Als Reaktion auf den Bericht der Bundesnetzagentur sagt die Technikchefin von Vodafone Deutschland, Tanja Richter: «Die Netze in Deutschland sind gut, aber noch nicht gut genug.» Man arbeitete «mit Hochdruck daran, das zu ändern». Wie O2 ist auch Vodafone zuversichtlich, bis zum Jahresende in jedem Bundesland mindestens 98 Prozent der Haushalte mit 100 Megabit pro Sekunde oder mehr zu versorgen und damit diese Ausbau-Pflicht zu erfüllen. Bei den weißen Flecken sieht das anders aus – hier dürften wohl auch Vodafone und die Telekom die Latte reißen.

Vodafone-Vorständin Richter sagt, die Erschließung dieser Gebiete gestalte sich «aufgrund von vielerorts langen Genehmigungsverfahren, der Suche nach neuen Standorten und vorbereitenden Planungsprozessen, die erst am Ende des vergangenen Jahres abgeschlossen wurden, schwierig». Dennoch betreibe man großen Aufwand, «um auch hier bis zum Jahresende spürbare Fortschritte zu erzielen».

Drei Mobilfunknetze in Deutschland

Telefónica-Deutschlandchef Haas sagt zu diesem Thema: «Die Errichtung neuer Standorte insbesondere in der Fläche erfordert einen langen zeitlichen Vorlauf.» Man setze «alles daran, auch diesen Teil der Versorgungsauflage bis Ende 2022 zu erfüllen». Dafür haben man auch zusätzliche Maßnahmen ergriffen wie etwa den Einsatz mobiler Standorte. Die Telekom teilt mit, dass sie die Anforderungen der Bundesnetzagentur auch dieses Mal erfüllen werde, «soweit es keine rechtlichen und tatsächlichen Hinderungsgründe für den Ausbau von einzelnen Standorten gibt».

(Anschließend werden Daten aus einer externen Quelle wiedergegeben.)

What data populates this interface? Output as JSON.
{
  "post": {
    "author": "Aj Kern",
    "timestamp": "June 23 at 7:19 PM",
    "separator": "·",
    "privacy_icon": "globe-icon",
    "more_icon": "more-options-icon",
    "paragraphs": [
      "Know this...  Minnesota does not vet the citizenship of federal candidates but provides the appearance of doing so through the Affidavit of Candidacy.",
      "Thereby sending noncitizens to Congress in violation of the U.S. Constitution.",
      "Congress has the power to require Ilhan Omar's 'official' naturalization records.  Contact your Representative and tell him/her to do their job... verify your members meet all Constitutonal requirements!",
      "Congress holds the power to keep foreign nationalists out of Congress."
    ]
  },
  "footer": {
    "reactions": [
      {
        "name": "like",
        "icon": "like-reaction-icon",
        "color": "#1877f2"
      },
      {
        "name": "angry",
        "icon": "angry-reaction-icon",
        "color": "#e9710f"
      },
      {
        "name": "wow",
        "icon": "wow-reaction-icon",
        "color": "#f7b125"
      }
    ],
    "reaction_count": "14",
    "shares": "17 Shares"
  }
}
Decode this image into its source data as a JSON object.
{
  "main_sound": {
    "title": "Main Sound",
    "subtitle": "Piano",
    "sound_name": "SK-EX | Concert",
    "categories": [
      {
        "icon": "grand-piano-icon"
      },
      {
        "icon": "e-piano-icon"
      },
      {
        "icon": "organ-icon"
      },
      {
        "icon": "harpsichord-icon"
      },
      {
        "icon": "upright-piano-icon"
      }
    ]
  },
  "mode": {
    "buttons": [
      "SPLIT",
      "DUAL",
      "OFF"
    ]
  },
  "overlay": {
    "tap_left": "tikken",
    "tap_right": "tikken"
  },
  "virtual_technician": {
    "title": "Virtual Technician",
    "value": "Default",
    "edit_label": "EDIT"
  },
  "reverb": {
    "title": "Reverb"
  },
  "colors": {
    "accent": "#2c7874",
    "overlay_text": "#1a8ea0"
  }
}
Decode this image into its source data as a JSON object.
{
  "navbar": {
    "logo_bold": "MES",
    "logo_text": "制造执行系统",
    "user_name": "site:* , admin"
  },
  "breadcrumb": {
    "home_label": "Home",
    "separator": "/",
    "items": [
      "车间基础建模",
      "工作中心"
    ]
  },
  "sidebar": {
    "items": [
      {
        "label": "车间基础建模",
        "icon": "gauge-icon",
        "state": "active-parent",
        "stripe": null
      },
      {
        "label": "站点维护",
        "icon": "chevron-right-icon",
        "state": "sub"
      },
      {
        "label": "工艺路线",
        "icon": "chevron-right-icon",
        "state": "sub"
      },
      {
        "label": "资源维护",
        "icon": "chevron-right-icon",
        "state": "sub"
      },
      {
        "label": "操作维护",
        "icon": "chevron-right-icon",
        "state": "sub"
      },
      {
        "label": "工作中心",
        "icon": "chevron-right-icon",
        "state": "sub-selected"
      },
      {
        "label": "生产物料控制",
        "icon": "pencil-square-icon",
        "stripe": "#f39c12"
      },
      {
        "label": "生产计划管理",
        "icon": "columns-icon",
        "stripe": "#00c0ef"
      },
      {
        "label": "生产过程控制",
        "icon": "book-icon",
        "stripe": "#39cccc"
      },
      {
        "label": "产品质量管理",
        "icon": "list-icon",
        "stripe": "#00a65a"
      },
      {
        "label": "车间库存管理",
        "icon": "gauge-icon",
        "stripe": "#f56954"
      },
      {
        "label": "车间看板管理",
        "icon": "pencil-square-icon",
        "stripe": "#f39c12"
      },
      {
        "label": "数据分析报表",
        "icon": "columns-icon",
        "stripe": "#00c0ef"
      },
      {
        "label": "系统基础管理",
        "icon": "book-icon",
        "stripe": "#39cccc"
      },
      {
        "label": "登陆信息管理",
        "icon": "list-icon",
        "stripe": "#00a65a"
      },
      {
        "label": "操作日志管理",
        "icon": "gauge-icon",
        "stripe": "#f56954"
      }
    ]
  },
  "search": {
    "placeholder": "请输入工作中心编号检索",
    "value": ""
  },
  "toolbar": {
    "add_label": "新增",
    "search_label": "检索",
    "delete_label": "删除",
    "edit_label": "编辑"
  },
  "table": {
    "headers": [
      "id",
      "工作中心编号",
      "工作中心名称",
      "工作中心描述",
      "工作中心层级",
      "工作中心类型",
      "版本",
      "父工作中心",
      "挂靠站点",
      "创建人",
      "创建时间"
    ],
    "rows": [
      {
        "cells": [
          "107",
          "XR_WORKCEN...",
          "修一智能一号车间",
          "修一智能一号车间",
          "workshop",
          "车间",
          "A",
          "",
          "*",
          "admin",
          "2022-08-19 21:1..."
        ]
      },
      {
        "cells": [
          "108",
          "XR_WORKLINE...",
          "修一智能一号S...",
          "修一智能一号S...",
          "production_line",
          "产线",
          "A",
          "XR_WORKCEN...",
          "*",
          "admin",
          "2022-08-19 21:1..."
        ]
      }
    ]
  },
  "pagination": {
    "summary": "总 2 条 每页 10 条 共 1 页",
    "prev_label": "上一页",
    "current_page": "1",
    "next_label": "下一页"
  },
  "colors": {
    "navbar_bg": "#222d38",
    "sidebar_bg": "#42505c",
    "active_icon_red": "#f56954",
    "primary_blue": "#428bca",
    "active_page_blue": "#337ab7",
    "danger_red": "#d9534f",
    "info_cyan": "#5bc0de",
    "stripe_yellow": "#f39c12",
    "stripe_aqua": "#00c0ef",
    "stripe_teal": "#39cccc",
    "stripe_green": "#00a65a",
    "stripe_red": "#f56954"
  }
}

Derzeit funken drei Mobilfunknetze in Deutschland, und zwar von der Telekom, von Vodafone und von Telefónica mit seiner Marke O2. Eigentlich sollte bis Jahresende ein viertes hinzukommen: Der Neueinsteiger 1&1 ersteigerte 2019 erstmals eigenes Spektrum, bis Ende dieses Jahres sollten 1000 5G-Standorte aktiviert werden. Doch wegen Verzögerungen bei einer beauftragten Infrastrukturfirma kann der Telekommunikationskonzern aus Montabaur (Rheinland-Pfalz) dieses Zwischenziel nach eigenem Bekunden erst im Sommer 2023 erreichen.

In dem Schreiben der Bundesnetzagentur fordert die Behörde die Netzbetreiber auf, für jeden verzögerten Standort eine detaillierte Dokumentation vorzulegen. «Dies soll eine Prüfung dahingehend ermöglichen, ob die Verzögerungen durch den jeweiligen Mobilfunknetzbetreiber oder Dritte zu vertreten sind.»

Die Behörde verweist zudem auf die Möglichkeit von Bußgeldern. Ob die Netzagentur aber wirklich dieses scharfe Schwert zücken würde, ist fraglich: Selbst bei den deutlichen Verfehlungen von O2 nach der Auktion von 2015 beließ es die Behörde bei Ermahnungen.

Der Grünen-Bundestagsabgeordnete Maik Außendorf hält die Nichteinhaltung von Ausbauauflagen für «ein echtes Problem». Er will sich dafür einsetzen, dass die Bundesnetzagentur «hier ihre Instrumente wirksam einsetzt, um den Druck zu erhöhen».